La formación de orina primaria en la gran mayoría de nefronas se da por ultrafiltración. Sin embargo,
en algunos teleósteos ocurre por secreción.

Estructura de la nefrona

La unidad funcional del riñón es la nefrona. La nefrona


es un tubo cerrado por un extremo, y que por el otro se
abre a un tubo colector para varias nefronas. Esto tubo
colector conduce a la pelvis renal, que está en contacto
con el uréter.

En el extremo cerrado la nefrona se expande y forma


la cápsula de Bowman. Asociada a ella aparece un
ovillo de capilares, denominado glomérulo. Está es la
estructura encargada de ultrafiltrar (generalmente) la
sangre al interior del tubo, formando así la orina primaria.

Podemos diferenciar 3 regiones en cada nefrona:

● Proximal: Constituida por la cápsula de Bowman y el


túbulo contorneado proximal. Aquí es donde se da la
ultrafiltración.
● Asa de Henle: Gracias a esta estructura se consigue
una orina hiperosmótica.
● Distal: Formada por el tubo contorneado distal, que se
abre al tubo colector. Aquí se da una importante
reabsorción de agua y se reelabora la orina.

Estructura del riñón

Pueden diferenciarse 2 partes en el riñón:

● Corteza renal (capa externa): Contiene las cápsulas de


Bowman, los tubos proximales y distales, y las partes
iniciales de los túbulos colectores (unidas a las nefronas).
● Médula renal (capa interna): Contiene las asas de Henle y
la parte distal de los tubos colectores. Estas estructuras
aparecen dispuestas de forma paralela y ordenada.

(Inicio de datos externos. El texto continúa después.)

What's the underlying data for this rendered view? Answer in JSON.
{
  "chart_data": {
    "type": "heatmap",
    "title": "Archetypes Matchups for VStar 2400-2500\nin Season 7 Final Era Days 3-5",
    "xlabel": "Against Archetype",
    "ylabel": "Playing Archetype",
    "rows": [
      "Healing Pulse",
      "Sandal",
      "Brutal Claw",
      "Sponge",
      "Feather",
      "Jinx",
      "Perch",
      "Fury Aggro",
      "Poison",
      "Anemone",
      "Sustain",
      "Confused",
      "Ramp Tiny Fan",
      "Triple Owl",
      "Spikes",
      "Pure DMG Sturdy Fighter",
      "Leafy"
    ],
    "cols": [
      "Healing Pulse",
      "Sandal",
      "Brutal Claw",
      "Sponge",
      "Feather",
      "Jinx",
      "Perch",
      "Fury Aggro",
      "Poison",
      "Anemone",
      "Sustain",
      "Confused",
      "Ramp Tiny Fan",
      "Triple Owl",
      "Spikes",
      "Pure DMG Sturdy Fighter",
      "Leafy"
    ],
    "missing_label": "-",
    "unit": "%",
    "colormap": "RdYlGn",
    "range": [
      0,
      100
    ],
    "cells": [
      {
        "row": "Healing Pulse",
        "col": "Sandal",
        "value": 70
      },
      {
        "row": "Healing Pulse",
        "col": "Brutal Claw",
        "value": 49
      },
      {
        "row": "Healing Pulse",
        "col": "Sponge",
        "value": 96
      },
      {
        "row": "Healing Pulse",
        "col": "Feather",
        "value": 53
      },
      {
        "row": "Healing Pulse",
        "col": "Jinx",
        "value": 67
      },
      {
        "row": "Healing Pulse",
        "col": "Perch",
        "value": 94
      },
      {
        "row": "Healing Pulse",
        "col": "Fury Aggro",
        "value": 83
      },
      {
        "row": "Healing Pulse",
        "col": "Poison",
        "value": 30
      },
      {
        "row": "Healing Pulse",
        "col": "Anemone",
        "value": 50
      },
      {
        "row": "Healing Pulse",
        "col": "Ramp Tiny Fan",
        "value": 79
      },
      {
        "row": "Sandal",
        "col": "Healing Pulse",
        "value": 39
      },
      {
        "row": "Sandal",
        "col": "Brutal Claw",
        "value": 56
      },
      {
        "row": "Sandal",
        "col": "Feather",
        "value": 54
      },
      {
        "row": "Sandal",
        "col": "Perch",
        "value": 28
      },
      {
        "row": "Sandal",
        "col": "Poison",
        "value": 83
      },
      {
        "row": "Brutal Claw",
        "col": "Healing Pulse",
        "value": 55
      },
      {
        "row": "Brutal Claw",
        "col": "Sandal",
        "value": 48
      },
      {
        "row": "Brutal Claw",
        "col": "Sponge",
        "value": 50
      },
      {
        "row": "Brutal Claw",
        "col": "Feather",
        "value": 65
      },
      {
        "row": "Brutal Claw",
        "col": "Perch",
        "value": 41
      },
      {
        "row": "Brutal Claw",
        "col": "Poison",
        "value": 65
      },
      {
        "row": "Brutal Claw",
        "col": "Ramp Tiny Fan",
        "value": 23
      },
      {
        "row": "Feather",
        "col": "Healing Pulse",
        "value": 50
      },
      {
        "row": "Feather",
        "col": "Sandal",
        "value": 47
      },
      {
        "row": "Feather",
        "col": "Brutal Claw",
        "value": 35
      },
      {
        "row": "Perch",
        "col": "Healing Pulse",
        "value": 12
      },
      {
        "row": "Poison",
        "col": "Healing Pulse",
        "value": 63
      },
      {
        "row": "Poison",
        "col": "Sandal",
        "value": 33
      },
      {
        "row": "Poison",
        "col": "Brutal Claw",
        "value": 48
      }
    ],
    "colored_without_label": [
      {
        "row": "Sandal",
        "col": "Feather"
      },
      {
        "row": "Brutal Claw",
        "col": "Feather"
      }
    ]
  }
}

El número de nefronas en un riñón es muy variable, pudiendo ir


desde varios centenares (en vertebrados pequeños) a más de un
millón (vertebrados grandes, como los humanos).

Evolución de la nefrona

La nefrona más primitiva es la que se encuentra en anfibios. Esta se


encuentra constituida por el glomérulo, el tubo proximal, un segmento intermedio carente de asa de
Henle y el tubo distal. Al carecer de asa de Henle los anfibios no son capaces de formar orina
hiperosmótica, por lo que tienen problemas para economizar el agua.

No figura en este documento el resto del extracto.